Pour moi, s’il ne devait en rester qu’un, je choisirais Madeleine Collins car je trouve que c’est un film qui parvient à nous captiver du début à la fin, sans un seul temps mort. Pour schématiser la structure du film, je la décrirais comme une courbe croissante. Cela correspond bien à la montée en tension du film mais aussi à l’intérêt du spectateur pour l’intrigue : plus le film avance, plus la tension monte, et plus le spectateur a envie de découvrir ce qu’il se passe vraiment. 

À l’inverse, dans En attendant Bojangles, on serait plutôt sur une structure en cloche, qui va du très haut au très bas et qui se répète. En ce sens, la structure du film me fait un peu penser à celle du roman Madame Bovary de Flaubert, avec un personnage qui atteint (ou pense atteindre) le sommet du bonheur mais qui retombe aussitôt dans la désillusion. C’est un peu le cas du personnage de Camille, notamment à cause de sa maladie. Elle passe d’un extrême à l’autre, d’une vie libre à une vie d’enfermement, mais après chaque épisode, aussi bien elle que ses proches acceptent à nouveau ce monde d’illusion. 

Cette structure assez répétitive m’a déçue dans ce film pour deux raisons. Tout d’abord, elle donne à la deuxième partie du film une certaine lenteur car on est dans la répétition de ce qui s’est passé précédemment.
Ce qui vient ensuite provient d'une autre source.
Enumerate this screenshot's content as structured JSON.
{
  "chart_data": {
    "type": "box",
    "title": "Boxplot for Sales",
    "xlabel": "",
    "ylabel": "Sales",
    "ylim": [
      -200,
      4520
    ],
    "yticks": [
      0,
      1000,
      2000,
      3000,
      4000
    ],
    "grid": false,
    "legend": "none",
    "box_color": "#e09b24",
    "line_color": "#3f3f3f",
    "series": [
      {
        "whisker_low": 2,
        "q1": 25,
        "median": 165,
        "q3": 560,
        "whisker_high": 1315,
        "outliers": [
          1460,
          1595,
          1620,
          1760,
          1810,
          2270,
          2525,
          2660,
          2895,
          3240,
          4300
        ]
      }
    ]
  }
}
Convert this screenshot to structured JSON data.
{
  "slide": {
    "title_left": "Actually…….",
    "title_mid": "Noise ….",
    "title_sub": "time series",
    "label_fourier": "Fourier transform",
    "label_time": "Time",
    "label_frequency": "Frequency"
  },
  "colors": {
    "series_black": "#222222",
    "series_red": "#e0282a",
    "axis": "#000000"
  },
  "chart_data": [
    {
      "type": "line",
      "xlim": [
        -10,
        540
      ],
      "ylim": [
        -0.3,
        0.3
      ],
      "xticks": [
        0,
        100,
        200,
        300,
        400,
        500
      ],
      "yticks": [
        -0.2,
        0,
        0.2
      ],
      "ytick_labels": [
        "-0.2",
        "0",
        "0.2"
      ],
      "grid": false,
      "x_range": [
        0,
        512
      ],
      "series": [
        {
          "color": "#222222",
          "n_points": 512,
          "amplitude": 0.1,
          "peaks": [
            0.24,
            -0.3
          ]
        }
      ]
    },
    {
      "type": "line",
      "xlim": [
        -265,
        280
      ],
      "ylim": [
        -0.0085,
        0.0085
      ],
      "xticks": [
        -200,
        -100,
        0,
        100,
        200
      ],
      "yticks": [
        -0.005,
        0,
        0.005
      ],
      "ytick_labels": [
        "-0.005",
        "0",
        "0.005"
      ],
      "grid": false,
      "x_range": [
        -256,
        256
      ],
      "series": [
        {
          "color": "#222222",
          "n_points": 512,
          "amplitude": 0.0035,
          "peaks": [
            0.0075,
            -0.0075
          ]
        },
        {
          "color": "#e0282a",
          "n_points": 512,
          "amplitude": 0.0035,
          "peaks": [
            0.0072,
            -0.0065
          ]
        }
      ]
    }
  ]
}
Enfin, elle rend la fin du film prévisible : on se doute que le film va finir sur du très bas, et donc (SPOILER), la mort de Camille, suivi de celle de Georges. 

En résumé, là où Madeleine Collins m’a surpris, En attendant Bojangles m’a déçu. Certes, vous pourrez dire que je suis de mauvaise foi car les deux films sont dans des registres complètement différents : Madeleine Collins est un thriller alors que En attendant Bojangles est une comédie dramatique. L’un se veut donc volontairement plus intriguant et plus surprenant que l’autre. Je tiens tout de même à souligner la beauté des chorégraphies et des costumes dans En attendant Bojangles qui, associée à la prestation de Virginie Efira, font malgré tout de ce film une belle séance de cinéma

Madeleine Collins de Antoine Barraud avec Virginie Efira, Bruno Salomone et Quim Gutiérrez. 
Durée : 1h47
Sortie le 29 décembre 2021

En attendant Bojangles de Régis Roinsard avec Virginie Efira, Romain Duris et Grégory Gadebois.